Elektra / Wea
1999
Cobra And Phases
About This Album
Stereolab took an unprecedented two years between 1997's Dots & Loops and 1999's Cobra and Phases Group Play Voltage in the Milky Night, as they tended to personal matters. For a band that churned out limited-edition singles and EPs, along with an annual album, between 1992 and 1997, complete silence was a complete change of pace, but they happened to pick a good time to go into seclusion. During those two years, Stereolab's brand of sophisticated, experimental post-rock didn't evolve too much, even as their peers, colleagues, and collaborators tried other things: Tortoise got jazzier with TNT, Jim O'Rourke got irresistibly lush and complex with Bad Timing and Eureka, while the High Llamas fleshed out Sean O'Hagan's Beach Boys fetish with 'Lab highlights on Cold and Bouncy.
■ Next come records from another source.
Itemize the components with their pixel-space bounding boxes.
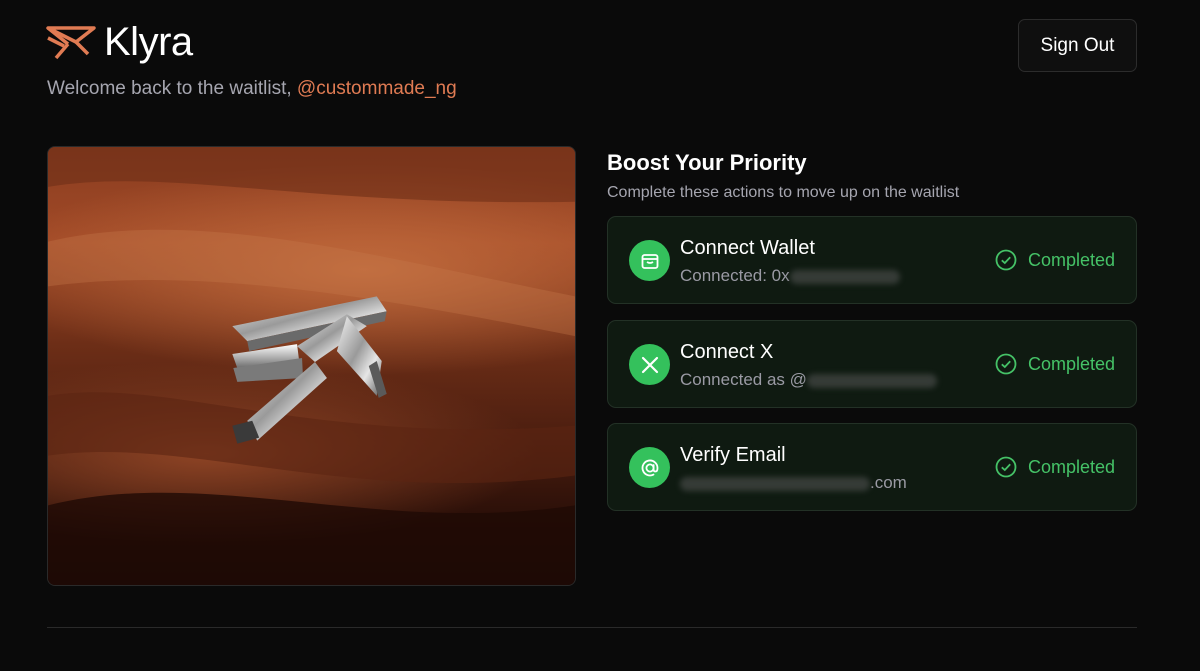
- wallet-icon: [629, 240, 670, 281]
- redacted-email: [680, 476, 870, 491]
- brand-logo[interactable]: Klyra: [46, 22, 193, 62]
- status-badge: Completed: [995, 249, 1115, 271]
- wallet-address-prefix: Connected: 0x: [680, 266, 790, 285]
- status-text: Completed: [1027, 353, 1115, 374]
- status-badge: Completed: [995, 353, 1115, 375]
- x-logo-icon: [629, 344, 670, 385]
- email-suffix: .com: [870, 473, 907, 492]
- redacted-wallet-address: [789, 269, 900, 284]
- brand-name: Klyra: [104, 20, 193, 64]
- task-connect-x[interactable]: Connect X Connected as @ Completed: [607, 320, 1137, 408]
- task-title: Connect X: [680, 341, 774, 363]
- check-circle-icon: [995, 353, 1017, 375]
- task-title: Verify Email: [680, 444, 786, 466]
- x-handle-prefix: Connected as @: [680, 370, 807, 389]
- task-connect-wallet[interactable]: Connect Wallet Connected: 0x Completed: [607, 216, 1137, 304]
- welcome-text: Welcome back to the waitlist,: [47, 78, 292, 99]
- at-sign-icon: [629, 447, 670, 488]
- status-text: Completed: [1027, 456, 1115, 477]
- check-circle-icon: [995, 249, 1017, 271]
- user-handle: @custommade_ng: [296, 78, 457, 99]
- desert-dunes-graphic: [48, 147, 575, 585]
- boost-title: Boost Your Priority: [607, 150, 807, 175]
- waitlist-page: Klyra Welcome back to the waitlist, @cus…: [0, 0, 1200, 671]
- status-text: Completed: [1027, 249, 1115, 270]
- klyra-logo-icon: [46, 26, 96, 60]
- check-circle-icon: [995, 456, 1017, 478]
- boost-subtitle: Complete these actions to move up on the…: [607, 184, 960, 201]
- hero-image: [47, 146, 576, 586]
- redacted-x-handle: [806, 373, 937, 388]
- task-verify-email[interactable]: Verify Email .com Completed: [607, 423, 1137, 511]
- status-badge: Completed: [995, 456, 1115, 478]
- task-detail: .com: [680, 473, 907, 493]
- footer-divider: [47, 627, 1137, 628]
- sign-out-button[interactable]: Sign Out: [1018, 19, 1137, 72]
- task-title: Connect Wallet: [680, 237, 815, 259]
- task-detail: Connected: 0x: [680, 266, 900, 286]
- task-detail: Connected as @: [680, 370, 937, 390]
- welcome-message: Welcome back to the waitlist, @custommad…: [47, 78, 457, 100]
With the exception of O'Rourke, who abandoned Gastr Del Sol's minimalism for grandiosity, they all offered slight expansions of what they did before instead of making great progress. Since each Stereolab album has offered a significant progression from the next, it would have been fair to assume that when they returned with Cobra, it would have been a leap forward, especially since it was co-produced with Tortoise's John McEntire and O'Rourke.